Miller en esos años en que los artistas e intelectuales radicados en Francia se inclinaban mayoritariamente por el pensamiento de izquierda, cualquiera que fuera el ismo de su adscripción política, él prefería mantenerse al margen y de ello queda testimonio en la biografía (Vergara, 2002) de Jeffrey Meyers sobre el gran escritor inglés George Orwell quien, dicho de paso, le había dedicado el ensayo Dentro de la Ballena (1940). Orwell pasó a saludarlo a Paris en su camino a Barcelona donde se incorporaría a las fuerzas anti estalinistas del PSOUM. Miller al saber de su intención escribiría: “Aunque en ese sentido se trataba de un tipo maravilloso, en definitiva, me pareció un estúpido. Era, como muchos ingleses, un idealista y, a mi parecer, un idealista insensato”. En cambio, para Orwell el egoísmo de Miller fue decisivo para que su obra tuviera un compromiso político. Ahí están sus libros 1984 y Rebelión en la Granja.

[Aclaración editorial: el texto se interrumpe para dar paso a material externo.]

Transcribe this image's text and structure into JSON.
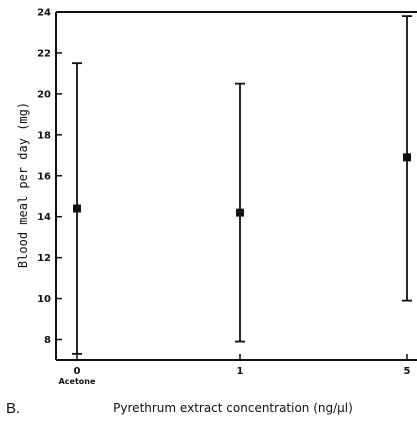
{
  "panel_label": "B.",
  "chart_data": {
    "type": "scatter",
    "xlabel": "Pyrethrum extract concentration (ng/µl)",
    "ylabel": "Blood meal per day (mg)",
    "x_categories": [
      "0",
      "1",
      "5"
    ],
    "x_sublabels": [
      "Acetone",
      "",
      ""
    ],
    "ylim": [
      7,
      24
    ],
    "y_ticks": [
      8,
      10,
      12,
      14,
      16,
      18,
      20,
      22,
      24
    ],
    "points": [
      {
        "x": "0",
        "y": 14.4,
        "low": 7.3,
        "high": 21.5
      },
      {
        "x": "1",
        "y": 14.2,
        "low": 7.9,
        "high": 20.5
      },
      {
        "x": "5",
        "y": 16.9,
        "low": 9.9,
        "high": 23.8
      }
    ]
  }
}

Más allá de sus preferencias políticas de Miller nos interesa saber cómo se convierte en un escritor -luego de fracasos literarios en New York- y, es que contrario, a lo convencional, Brassaï narra lo decisivo que habría de ser su esposa la austrohúngara June Smerdt que se había quedado en New York siguiendo su propia vida, una vida poco convencional, alegre, libertina. Y a quien Miller la califica como “madre de la inconstancia y de las putas de toda Babilonia” consumido por los celos, el despecho, el odio, la idea de venganza. Sin embargo, por esas complejidades de la naturaleza humana, estaba perdidamente enamorado de ella y sufría en grado extremo saber que estaba con otros hombres y lo destruye cuándo lo abandona por una chica húngara.
Según Brassaï su herida había nacido de está herida profunda. Del flagelo de un amor poco ortodoxo. Que lo vomita en su novela La Crucifixión Rosada dónde arroja todo y desde ahí empieza su gran obra literaria. Que va de la trilogía de los trópicos a los textos póstumos sobre el dramaturgo japonés, el último samurai Yukio Mishima (El Pabellón de Oro y la extraordinaria autobiografía Confesiones de una máscara).
El sustrato de la vida, una vida interior intensa hasta el límite nuevamente había sido determinante para una obra mayor en este neoyorquino que un día quemó las naves y cruzó el Atlántico para encontrarse consigo mismo y escribir una obra que se sigue leyendo como signo de rebeldía. Yo me encontré con la obra de Semprún y Miller entre un grupo de jóvenes trotskistas en la Ciudad de México en los ya lejanos años setenta. Hoy los releo cómo obras que destilan vida.